L’étendue aride du nord du Niger, aussi fascinante que mortelle, s’impose comme l’un des terrains les plus hostiles au monde pour les migrants en route vers l’Europe. Alors que l’opinion publique se concentre souvent sur les tragédies en mer Méditerranée, la traversée du Sahara, et plus particulièrement la zone du Ténéré, révèle un bilan humain tout aussi accablant, souvent ignoré des médias internationaux.
En 2025, le désert nigérien a une fois de plus confirmé sa réputation funeste. D’après les estimations d’un collectif d’associations locales, au moins trente-cinq personnes ont péri dans les étendues sablonneuses du Ténéré au cours des douze derniers mois. Cependant, les acteurs humanitaires présents sur place soulignent que ce chiffre, déjà alarmant, ne reflète qu’une infime partie de la réalité, tant les difficultés d’accès et d’évaluation des zones reculées rendent tout décompte précis impossible.
Un parcours semé d’embûches mortelles
Pour les ressortissants de plusieurs pays d’Afrique de l’Ouest — notamment le Mali, le Burkina Faso, la Guinée et le Sénégal — la ville d’Agadez représente le dernier bastion urbain avant l’entrée dans l’enfer du désert. Au-delà de cette étape, les candidats à l’exil s’engagent dans une traversée où chaque détail peut devenir fatal.
Les dangers qui jalonnent cette route sont malheureusement récurrents :
- Les défaillances mécaniques : Des véhicules surchargés, souvent en mauvais état, s’immobilisent au cœur du désert, laissant leurs passagers à la merci des éléments.

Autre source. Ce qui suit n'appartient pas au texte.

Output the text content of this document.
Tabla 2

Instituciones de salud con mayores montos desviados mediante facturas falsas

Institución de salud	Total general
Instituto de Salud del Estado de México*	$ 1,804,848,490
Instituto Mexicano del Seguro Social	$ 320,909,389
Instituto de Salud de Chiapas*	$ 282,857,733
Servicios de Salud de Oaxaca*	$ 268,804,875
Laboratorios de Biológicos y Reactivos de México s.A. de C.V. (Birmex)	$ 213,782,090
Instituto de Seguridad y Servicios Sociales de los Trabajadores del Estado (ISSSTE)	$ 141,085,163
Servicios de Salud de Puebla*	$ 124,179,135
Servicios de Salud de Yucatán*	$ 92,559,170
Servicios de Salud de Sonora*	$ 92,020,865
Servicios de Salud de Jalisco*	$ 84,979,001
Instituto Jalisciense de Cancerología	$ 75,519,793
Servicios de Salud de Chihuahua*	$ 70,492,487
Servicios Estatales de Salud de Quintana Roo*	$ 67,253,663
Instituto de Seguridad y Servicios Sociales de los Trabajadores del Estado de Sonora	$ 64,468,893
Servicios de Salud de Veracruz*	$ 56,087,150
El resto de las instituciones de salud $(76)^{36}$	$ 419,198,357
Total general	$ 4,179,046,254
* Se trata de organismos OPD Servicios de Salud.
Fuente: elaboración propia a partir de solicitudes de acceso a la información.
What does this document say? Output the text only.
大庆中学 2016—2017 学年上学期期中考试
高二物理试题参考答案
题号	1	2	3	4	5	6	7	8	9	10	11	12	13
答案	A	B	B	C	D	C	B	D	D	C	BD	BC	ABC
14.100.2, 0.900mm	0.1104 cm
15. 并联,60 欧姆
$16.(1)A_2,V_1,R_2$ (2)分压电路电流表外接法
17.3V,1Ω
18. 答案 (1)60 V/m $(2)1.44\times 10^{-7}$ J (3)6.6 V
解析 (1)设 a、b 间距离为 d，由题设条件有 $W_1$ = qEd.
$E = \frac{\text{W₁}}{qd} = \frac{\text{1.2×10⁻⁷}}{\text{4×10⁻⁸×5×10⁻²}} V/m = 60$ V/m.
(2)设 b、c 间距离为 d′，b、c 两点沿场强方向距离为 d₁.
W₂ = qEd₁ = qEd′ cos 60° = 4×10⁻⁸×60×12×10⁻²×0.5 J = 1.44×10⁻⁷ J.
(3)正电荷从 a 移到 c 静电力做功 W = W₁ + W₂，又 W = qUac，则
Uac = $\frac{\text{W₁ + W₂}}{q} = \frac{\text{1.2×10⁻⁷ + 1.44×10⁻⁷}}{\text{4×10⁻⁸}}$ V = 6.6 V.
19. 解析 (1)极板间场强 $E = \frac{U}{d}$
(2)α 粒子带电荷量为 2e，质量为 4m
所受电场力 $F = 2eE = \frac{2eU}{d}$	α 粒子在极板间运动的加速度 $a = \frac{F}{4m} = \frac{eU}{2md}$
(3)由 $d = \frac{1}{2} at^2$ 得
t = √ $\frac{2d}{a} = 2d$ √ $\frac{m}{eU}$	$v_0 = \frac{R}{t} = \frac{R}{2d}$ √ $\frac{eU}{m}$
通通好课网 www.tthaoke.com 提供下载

- L’abandon par les passeurs : Sous la pression des contrôles militaires, certains réseaux préfèrent abandonner leurs « clients » dans des zones isolées, les condamnant à une mort certaine.
- Les conditions climatiques extrêmes : Exposés à des températures dépassant fréquemment les cinquante degrés Celsius, les voyageurs meurent d’épuisement ou de déshydratation en l’espace de quelques heures.
« Le désert est impitoyable. Lorsqu’un engin tombe en panne et que les réserves d’eau s’épuisent, les chances de survie se mesurent en heures. Beaucoup de corps disparaissent sous le sable avant même qu’un signalement ne soit possible », explique un militant engagé dans l’aide aux migrants, sous couvert d’anonymat.
Les politiques sécuritaires, un facteur aggravant
Les organisations de défense des droits humains pointent du doigt l’impact des mesures de restriction migratoire sur l’augmentation des drames dans le Ténéré. Bien que la junte au pouvoir à Niamey ait abrogé, fin 2023, la loi de 2015 criminalisant le trafic de migrants, les itinéraires restent clandestins et de plus en plus périlleux.
Pour contourner les axes surveillés par les forces de l’ordre, les passeurs empruntent désormais des pistes secondaires, encore plus isolées et difficiles à localiser. Cette stratégie, visant à éviter les contrôles, a paradoxalement transformé des zones déjà hostiles en véritables pièges mortels pour les exilés.
Un appel à l’action humanitaire
Des initiatives locales, telles que celles portées par des associations comme Alarme Phone Sahara, tentent de limiter l’ampleur de ces tragédies. Grâce à un réseau de vigiles répartis sur le terrain, ces organisations parviennent à localiser et alerter sur la situation de groupes en détresse. Toutefois, les contraintes logistiques et les restrictions d’accès à certaines zones militaires réduisent considérablement l’efficacité de ces interventions.
Si les causes profondes de l’exil — persécutions, instabilité politique, pauvreté — ne sont pas résolues, et tant que les voies de migration légale demeurent inaccessibles, le désert nigérien continuera d’engloutir des vies humaines dans l’indifférence. Pour les familles des disparus, souvent privées de toute information, le Ténéré reste un lieu de deuil sans sépulture, où leurs proches ont été engloutis sans laisser de trace.